Looking into the contents of index.html, I saw the very ill-fated HTML code. But how could this be? After all, all virtuals are exactly the same, using the same DNS 8.8.8.8. And what ww2.internal.com, which is the request? Running nslookup I saw:

 $ nslookup metadata.google.internal Server: 8.8.8.8 Address: 8.8.8.8#53 Non-authoritative answer: metadata.google.internal.com canonical name = internal.com. Name: internal.com Address: 74.200.250.131 

For some reason, metadata.google.internal recurred in metadata.google.internal.com , and that was all the trouble. Quickly looking at /etc/resolv.conf, I saw the line of search com , which wasn’t on other machines.

The answer was simple. When creating this virtualka, she was given the name new-site.com . The installer of the operating system picked up this name, separated com and added it to resolv.conf automatically.

Thus, when Ohai ran through the system and made a request to metadata.google.internal, he received a response from metadata.google.internal.com, and thought that he was on the GCE machine. After that, I made requests to the GCE API, receiving in response only these pages with iframe.

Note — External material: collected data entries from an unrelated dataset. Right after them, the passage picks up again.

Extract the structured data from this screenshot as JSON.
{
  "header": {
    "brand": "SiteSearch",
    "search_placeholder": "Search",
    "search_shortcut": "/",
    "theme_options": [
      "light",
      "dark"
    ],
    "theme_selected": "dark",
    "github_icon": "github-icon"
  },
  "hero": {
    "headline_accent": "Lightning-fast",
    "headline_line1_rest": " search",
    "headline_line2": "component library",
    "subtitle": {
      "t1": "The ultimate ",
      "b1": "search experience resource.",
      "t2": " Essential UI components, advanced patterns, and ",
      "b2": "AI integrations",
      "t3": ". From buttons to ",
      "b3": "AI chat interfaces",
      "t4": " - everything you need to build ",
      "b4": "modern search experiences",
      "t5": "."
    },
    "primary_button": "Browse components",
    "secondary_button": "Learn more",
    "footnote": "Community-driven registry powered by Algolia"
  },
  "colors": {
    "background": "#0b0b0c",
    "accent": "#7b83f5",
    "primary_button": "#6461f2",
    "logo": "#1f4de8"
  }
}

It turns out that everyone who calls his virtual machine something. com will automatically receive such a problem. Naturally, I unsubscribed to the support chef, where I was assured that they would send the ticket directly to the guys who write this Ohai. So, I hope this problem will be fixed soon.

This investigation is coming to an end. Guilty punished, the good won again. Thank you for being with us!